On dirait Battlechess

Ceux qui se souviennent de ce jeu auront une idée assez juste de la manière
dont Koei a adapté son célèbre jeu PS2 à la PSP. A partir d'une grande carte
tactique, ou l'on voit les territoires que l'on contrôle et ceux encore aux
mains des méchants ennemis, on commence par choisir un morceau de territoire
et des gardes du corps pour nous accompagner. L'action se transporte alors
sur le terrain, et s'ensuit quelques minutes d'action frénétique ou l'on
frappe, taille, découpe et occis quelques dizaines de soldats dans un déluge
d'effets spéciaux et de bruitages plutôt bien fichus. Pour peu que l'on soit
victorieux, il ne reste qu'à retourner à la carte tactique, éventuellement
avec un nouvel officier conquis à notre cause, sauvegarder la partie et
descendre du bus parce que nous sommes arrivés à destination.
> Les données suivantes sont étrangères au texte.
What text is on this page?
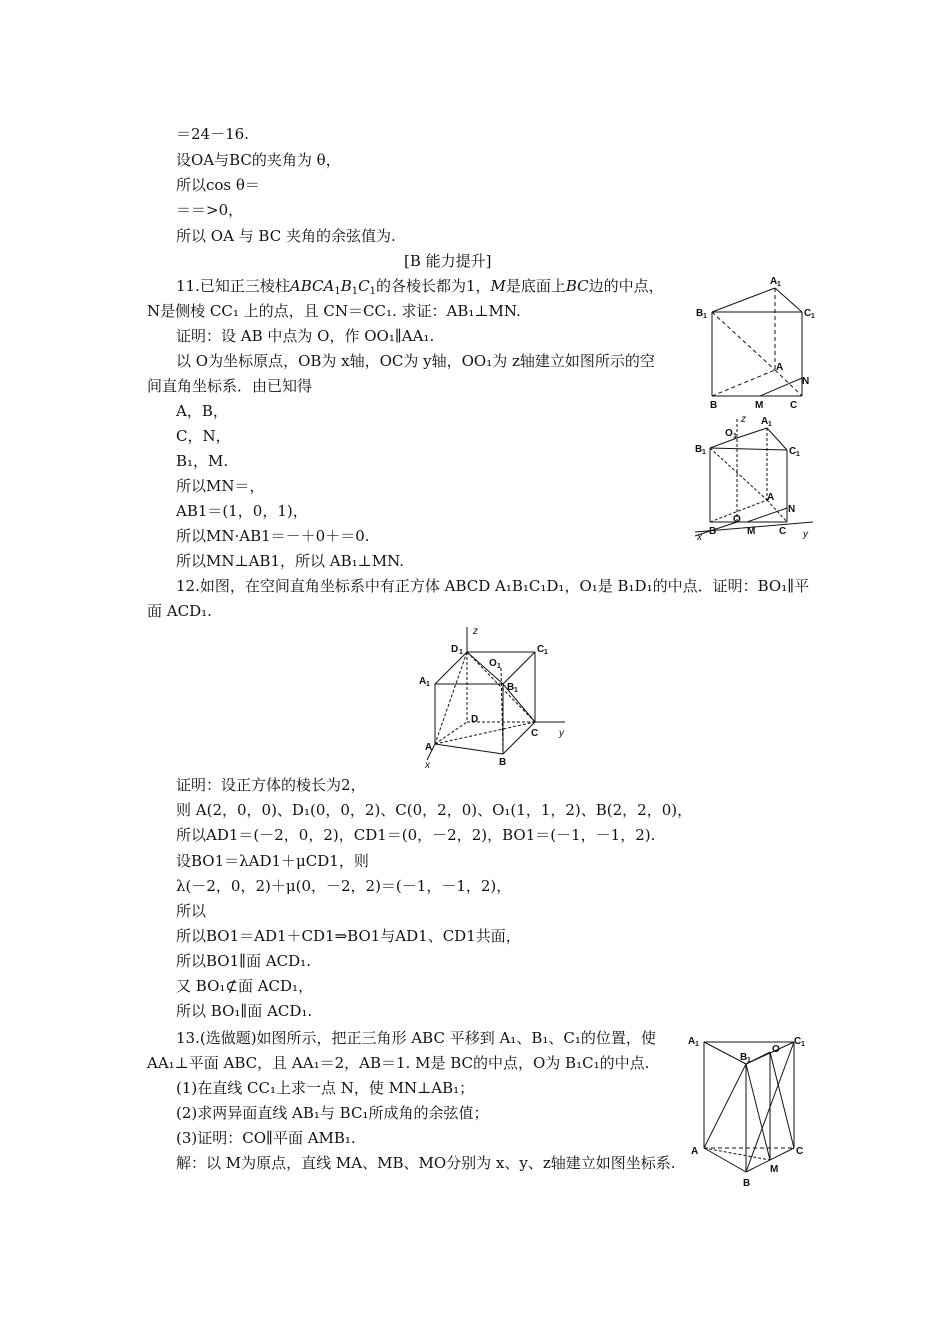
＝24－16.
设OA与BC的夹角为 θ，
所以cos θ＝
＝＝>0，
所以 OA 与 BC 夹角的余弦值为.
[B 能力提升]
11.已知正三棱柱$ABCA_1B_1C_1$的各棱长都为1，M是底面上BC边的中点，
N是侧棱 CC₁ 上的点，且 CN＝CC₁. 求证：AB₁⊥MN.
证明：设 AB 中点为 O，作 OO₁∥AA₁.
以 O为坐标原点，OB为 x轴，OC为 y轴，OO₁为 z轴建立如图所示的空
间直角坐标系．由已知得
A，B，
C，N，
B₁，M.
所以MN＝，
AB1＝(1，0，1)，
所以MN·AB1＝－＋0＋＝0.
所以MN⊥AB1，所以 AB₁⊥MN.
12.如图，在空间直角坐标系中有正方体 ABCD A₁B₁C₁D₁，O₁是 B₁D₁的中点．证明：BO₁∥平
面 ACD₁.
证明：设正方体的棱长为2，
则 A(2，0，0)、D₁(0，0，2)、C(0，2，0)、O₁(1，1，2)、B(2，2，0)，
所以AD1＝(－2，0，2)，CD1＝(0，－2，2)，BO1＝(－1，－1，2).
设BO1＝λAD1＋μCD1，则
λ(－2，0，2)＋μ(0，－2，2)＝(－1，－1，2)，
所以
所以BO1＝AD1＋CD1⇒BO1与AD1、CD1共面，
所以BO1∥面 ACD₁.
又 BO₁⊄面 ACD₁，
所以 BO₁∥面 ACD₁.
13.(选做题)如图所示，把正三角形 ABC 平移到 A₁、B₁、C₁的位置，使
AA₁⊥平面 ABC，且 AA₁＝2，AB＝1. M是 BC的中点，O为 B₁C₁的中点.
(1)在直线 CC₁上求一点 N，使 MN⊥AB₁；
(2)求两异面直线 AB₁与 BC₁所成角的余弦值；
(3)证明：CO∥平面 AMB₁.
解：以 M为原点，直线 MA、MB、MO分别为 x、y、z轴建立如图坐标系.
A 1
B 1	C 1
A
N
B	M	C
z
O 1
A 1
B 1	C 1
A
N
O
x
B	M C y
z
D 1
O 1
C 1
A 1	B 1
D
A
C y
B
x
A 1
B 1
O
C 1
A	C
M
B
La tactique de la guerre "éclair"

C'est bien là tout l'intérêt - ou le manque d'intérêt, nous allons le voir -
du jeu. Adieu les vastes espaces des versions PS2 ou l'on massacrait avec un
pote des centaines d'ennemis pendant des parties acharnées durant de longues
dizaines de minutes. Les cartes de la version PSP sont toutes petites, les
ennemis pas très nombreux, vous êtes tout seul, et il ne vous faudra que
quelques dizaines de secondes, au mieux quelques minutes, pour nettoyer une
zone de ses affreux. Vous pourrez donc enchaîner la conquête de deux ou
trois territoires le matin en allant à la fac ou au bureau et autant le soir
sur le chemin du retour. Vous ne verrez pas passer le temps du voyage, vous
vous passionnerez pour la quête finale des 200 officiers à recruter et la
domination totale du pays, et vous prendrez le même plaisir à chaque partie:
c'est le jeu qu'il vous faut.

J'aime bien mon canapé

Si vous préférez vous installer confortablement dans un fauteuil avec un bon
jeu pour passer quelques heures tranquilles, le jugement ne sera pas le
même. S'il est facile et agréable de se laisser séduire par le bel habillage
du jeu pendant la première heure, il n'y aura sans doute plus grand monde à
insister au-delà. Les niveaux sont trop courts (parfois moins de 30
secondes) et se terminent abruptement, et il ne reste à tirer du jeu que le
plaisir d'enchaîner ad infinitum (ad nauseam ?) les même parties en répétant
les même mécanismes.

Il est beau mon samouraï

Il est facile d'être convaincu en voyant le jeu tourner. Les personnages
sont amoureusement modélisés et animés, les armes et les armures sont
superbes, les musiques sont très guerrières, les bruitages ont tout compris
à la stéréo, les effets spéciaux éclatent et les couleurs chatoient. Il y a
vraiment un PS2 dans ma PSP, et Dynasty Warrior pourrait voler à Ridge
Racers la place de la démo technique qui fera vendre des consoles.
La maniabilité est simple, mais des armes différentes offrent des coups
nombreux. Il y a bien sûr une dimension tactique dans le jeu, quand il
s'agit de faire le choix de la prochaine zone de combat en fonction des
déplacements de vos adversaires sur la carte, mais rien de très difficile ,
vous n'aurez que peu à réfléchir. Le challenge de l'action est malgré tout
relevé, et il vous tiendra certainement en haleine.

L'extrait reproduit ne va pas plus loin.